Spike Lee’s New Short Film Is the Celebration New York Deserves

Let’s be honest: New York isn’t—can’t possibly be—what it once was. To be fair, though, people have been deploying some variation on that complaint since there was a New York to speak of, and the city and its denizens have been defying stereotypes for just as long. It’s natural that many New Yorkers have felt mournful of late (how could they not?), but a brand-new short film from director Spike Lee has taken a decidedly different tack.

With Frank Sinatra’s “New York New York” blaring over images of iconic New York attractions that quickly give way to images of field hospitals in Central Park and health care workers in masks, the nearly four-minute video feels like a much-needed show of faith that New York will absorb this crisis into its DNA and eventually come out on the other side, somber but still fundamentally itself. And really, who better to send that message than Lee, one of the city’s most keen-eyed observers?

Watch the full video below.

Being offered a glimpse at Lee’s New York has made me reflect on mine, as so many residents are currently doing. I grew up in the city, and my version of it was never about gleaming skyscrapers and refined trips to the Met: It was the early-morning subway rides to school frantically doing my algebra homework between the 1 train’s vibrations, the bodega on the corner where I bought my best friend a copy of Playgirl for her 18th birthday, the drunken 2 a.m. trips to the hole-in-the-wall South Asian joint in the East Village where cabbies went to fill up on chana masala and dal between shifts.

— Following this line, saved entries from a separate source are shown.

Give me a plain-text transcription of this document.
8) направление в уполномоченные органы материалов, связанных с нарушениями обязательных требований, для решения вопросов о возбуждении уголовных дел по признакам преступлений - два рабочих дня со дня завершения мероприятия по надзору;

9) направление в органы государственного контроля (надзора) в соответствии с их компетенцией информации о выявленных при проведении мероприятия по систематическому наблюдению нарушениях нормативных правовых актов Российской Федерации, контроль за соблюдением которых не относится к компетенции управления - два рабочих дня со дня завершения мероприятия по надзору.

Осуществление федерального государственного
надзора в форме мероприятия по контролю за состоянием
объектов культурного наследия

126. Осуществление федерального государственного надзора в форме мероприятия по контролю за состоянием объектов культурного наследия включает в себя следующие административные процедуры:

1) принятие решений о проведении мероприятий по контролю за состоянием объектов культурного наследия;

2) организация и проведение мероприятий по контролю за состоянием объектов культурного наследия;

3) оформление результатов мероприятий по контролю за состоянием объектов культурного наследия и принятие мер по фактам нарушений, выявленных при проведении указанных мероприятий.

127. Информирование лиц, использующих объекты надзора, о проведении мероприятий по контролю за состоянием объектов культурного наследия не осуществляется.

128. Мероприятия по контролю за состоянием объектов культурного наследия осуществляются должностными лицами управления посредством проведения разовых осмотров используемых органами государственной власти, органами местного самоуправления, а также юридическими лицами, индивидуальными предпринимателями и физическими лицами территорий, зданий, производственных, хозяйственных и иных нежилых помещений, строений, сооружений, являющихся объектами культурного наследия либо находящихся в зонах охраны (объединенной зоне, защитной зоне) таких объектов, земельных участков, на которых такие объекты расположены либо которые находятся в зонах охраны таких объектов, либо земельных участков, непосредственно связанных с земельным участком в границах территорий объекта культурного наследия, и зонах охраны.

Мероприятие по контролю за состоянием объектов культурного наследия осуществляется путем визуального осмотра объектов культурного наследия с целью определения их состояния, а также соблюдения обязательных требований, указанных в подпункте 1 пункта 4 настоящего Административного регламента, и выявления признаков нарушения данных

What I miss most about normal life in New York right now aren’t the grand, sweeping experiences that make you sure you’ll never live anywhere else, the ones that Lee so expertly captures at the start of his video. Those are wonderful, of course, but right now, I miss the smaller, more routine moments. I long to pack a bar’s back patio with my friends, but even more acutely, I long for the tiny gestures of neighborliness that New Yorkers are so adept at showing one another when nobody is watching.

I wish I could go back in time to late February or early March and thank more profusely those who made my pre-pandemic city feel like home, from the servers at my favorite diner who never rolled their eyes when I showed up thrice weekly to each and every stranger who (without being asked) helped me haul a recalcitrant two-year-old’s stroller up the subway stairs during my sweaty summers of babysitting.

For now, financial shows of support—from tipping big on delivery orders to donating to mutual aid funds for my laid-off media colleagues to helping feed essential workers—will have to take the place of in-person gratitude, and I plan to continue it long after the peak of this pandemic has passed.

I genuinely believe the COVID-19 crisis has presented us all with a new definition of what it means to be a good citizen, and taking my cues from Spike Lee, I have to trust that New Yorkers are up to the challenge—not because Andrew Cuomo or Bill de Blasio or any other government figure believes in us, but because we believe in each other.